Transparência pública e corrupção nos municípios brasileiros: o impacto do governo eletrônico

5           Evidências do impacto dos mecanismos de governo eletrônico na redução da ocorrência das improbidades

A literatura dedicada ao estudo do fenômeno da corrupção é rica em hipóteses que buscam explicar as principais causas e efeitos da corrupção no setor público. Com o intuito de contribuir neste esforço, serão realizados alguns testes estatísticos, com o objetivo de avaliar empiricamente a associação entre a qualidade do governo eletrônico (indicador proxy da transparência pública) e a frequência e a gravidade das falhas observadas na amostra de municípios auditados pelo Programa de Fiscalização de Municípios por Sorteios Públicos da Controladoria-Geral da União.

Embora exista um consenso de que a transparência é um valor essencial da democracia e um fator indispensável no combate à corrupção, a literatura apresenta distintas visões sobre a relação entre a participação e o controle político e as novas tecnologias da informação. (KLITGAARD, 1994; PEREIRA, 2002) O debate parece oscilar entre otimistas (que aspiram ao dia em que as novas tecnologias permitirão a todos os cidadãos participarem do processo político de tomada de decisão, num espaço inteiramente virtual) e pessimistas que rechaçam essa perspectiva, considerada fantasiosa. (WILHELM, 2000) Por esta razão, avaliamos se: a maior transparência do setor público municipal, mensurado pela qualidade do portal de serviços das prefeituras municipais, está associada negativamente à corrupção, mensurada pela frequência e o tipo das improbidades verificadas nos municípios da amostra (auditados pela Controladoria-Geral da União).[6]

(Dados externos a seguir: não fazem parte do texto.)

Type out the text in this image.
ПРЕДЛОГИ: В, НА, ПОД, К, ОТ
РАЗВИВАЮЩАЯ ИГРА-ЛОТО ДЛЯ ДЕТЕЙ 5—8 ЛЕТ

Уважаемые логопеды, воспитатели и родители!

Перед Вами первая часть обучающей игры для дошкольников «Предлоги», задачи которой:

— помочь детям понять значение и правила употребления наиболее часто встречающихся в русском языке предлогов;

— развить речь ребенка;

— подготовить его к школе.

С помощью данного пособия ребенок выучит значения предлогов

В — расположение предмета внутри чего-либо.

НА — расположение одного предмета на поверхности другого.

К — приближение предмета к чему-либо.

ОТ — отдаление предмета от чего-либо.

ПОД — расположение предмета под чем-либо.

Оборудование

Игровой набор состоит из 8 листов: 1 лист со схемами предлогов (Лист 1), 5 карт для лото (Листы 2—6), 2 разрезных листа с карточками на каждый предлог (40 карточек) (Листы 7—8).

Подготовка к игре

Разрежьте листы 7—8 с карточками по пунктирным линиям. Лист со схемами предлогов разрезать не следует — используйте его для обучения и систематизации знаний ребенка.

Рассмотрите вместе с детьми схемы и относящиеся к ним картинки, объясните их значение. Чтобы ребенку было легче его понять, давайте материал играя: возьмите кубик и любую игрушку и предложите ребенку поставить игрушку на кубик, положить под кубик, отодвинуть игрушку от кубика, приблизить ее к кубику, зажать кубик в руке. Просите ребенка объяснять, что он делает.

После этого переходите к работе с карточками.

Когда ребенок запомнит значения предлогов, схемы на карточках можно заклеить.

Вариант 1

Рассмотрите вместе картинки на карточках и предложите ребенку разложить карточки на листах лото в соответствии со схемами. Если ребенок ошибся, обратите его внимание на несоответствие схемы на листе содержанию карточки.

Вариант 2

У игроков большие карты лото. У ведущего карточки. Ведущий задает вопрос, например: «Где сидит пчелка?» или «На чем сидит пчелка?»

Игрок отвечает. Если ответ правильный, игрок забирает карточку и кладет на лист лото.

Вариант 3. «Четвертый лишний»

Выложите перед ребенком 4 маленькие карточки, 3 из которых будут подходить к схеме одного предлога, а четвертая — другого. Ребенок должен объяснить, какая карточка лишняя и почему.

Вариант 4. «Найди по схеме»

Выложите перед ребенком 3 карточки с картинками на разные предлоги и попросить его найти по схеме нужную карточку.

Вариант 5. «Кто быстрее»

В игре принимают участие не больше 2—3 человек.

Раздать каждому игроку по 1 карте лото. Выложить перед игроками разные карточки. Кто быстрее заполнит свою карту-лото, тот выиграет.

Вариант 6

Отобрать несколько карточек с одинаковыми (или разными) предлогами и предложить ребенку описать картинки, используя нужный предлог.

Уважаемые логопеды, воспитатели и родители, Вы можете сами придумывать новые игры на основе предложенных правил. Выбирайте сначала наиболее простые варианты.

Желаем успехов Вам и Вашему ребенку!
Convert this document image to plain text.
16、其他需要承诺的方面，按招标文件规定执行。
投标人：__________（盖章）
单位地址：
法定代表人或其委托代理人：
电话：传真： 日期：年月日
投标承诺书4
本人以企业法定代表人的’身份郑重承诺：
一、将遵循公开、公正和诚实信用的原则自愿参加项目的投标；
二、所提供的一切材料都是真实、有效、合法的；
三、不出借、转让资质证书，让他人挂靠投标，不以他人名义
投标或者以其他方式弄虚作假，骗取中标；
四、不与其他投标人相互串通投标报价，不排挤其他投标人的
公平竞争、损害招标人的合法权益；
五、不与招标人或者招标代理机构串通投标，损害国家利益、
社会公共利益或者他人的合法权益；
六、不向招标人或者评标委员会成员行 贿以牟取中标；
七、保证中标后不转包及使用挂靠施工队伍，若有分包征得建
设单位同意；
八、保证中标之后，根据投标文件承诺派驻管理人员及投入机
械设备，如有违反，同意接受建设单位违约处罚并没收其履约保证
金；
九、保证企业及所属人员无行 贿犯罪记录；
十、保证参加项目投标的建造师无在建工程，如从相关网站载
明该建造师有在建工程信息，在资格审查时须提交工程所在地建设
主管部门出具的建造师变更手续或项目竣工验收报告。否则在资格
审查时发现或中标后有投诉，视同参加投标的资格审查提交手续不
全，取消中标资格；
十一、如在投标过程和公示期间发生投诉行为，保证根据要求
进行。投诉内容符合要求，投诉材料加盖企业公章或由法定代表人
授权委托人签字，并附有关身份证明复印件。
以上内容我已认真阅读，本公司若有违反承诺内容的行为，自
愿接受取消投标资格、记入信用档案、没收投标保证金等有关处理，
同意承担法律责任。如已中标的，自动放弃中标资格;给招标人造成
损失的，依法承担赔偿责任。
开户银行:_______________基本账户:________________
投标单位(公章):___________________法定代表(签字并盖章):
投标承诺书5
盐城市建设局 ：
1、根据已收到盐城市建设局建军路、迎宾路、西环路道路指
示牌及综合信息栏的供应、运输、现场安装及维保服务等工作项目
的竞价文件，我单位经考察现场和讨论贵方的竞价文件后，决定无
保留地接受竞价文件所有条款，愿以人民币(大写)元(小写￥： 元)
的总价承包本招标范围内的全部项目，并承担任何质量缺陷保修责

Com o objetivo de testar a referida hipótese, os munícipios foram classificados nas seguintes categorias, de acordo com a qualidade dos mecanismos de governo eletrônico:

·                    1ª categoria: mecanismos interativos e transacionais;

·                    2ª categoria: mecanismos informativos;

·                    3ªcategoria: mecanismos de governo eletrônico inexistentes. (IBGE, 2006, p. 40)

A tabela (3) apresenta as estatísticas descritivas, ressaltando o número de municípios classificados na categoria (casos) e a frequência média de improbidades graves em cada categoria de governo eletrônico (média).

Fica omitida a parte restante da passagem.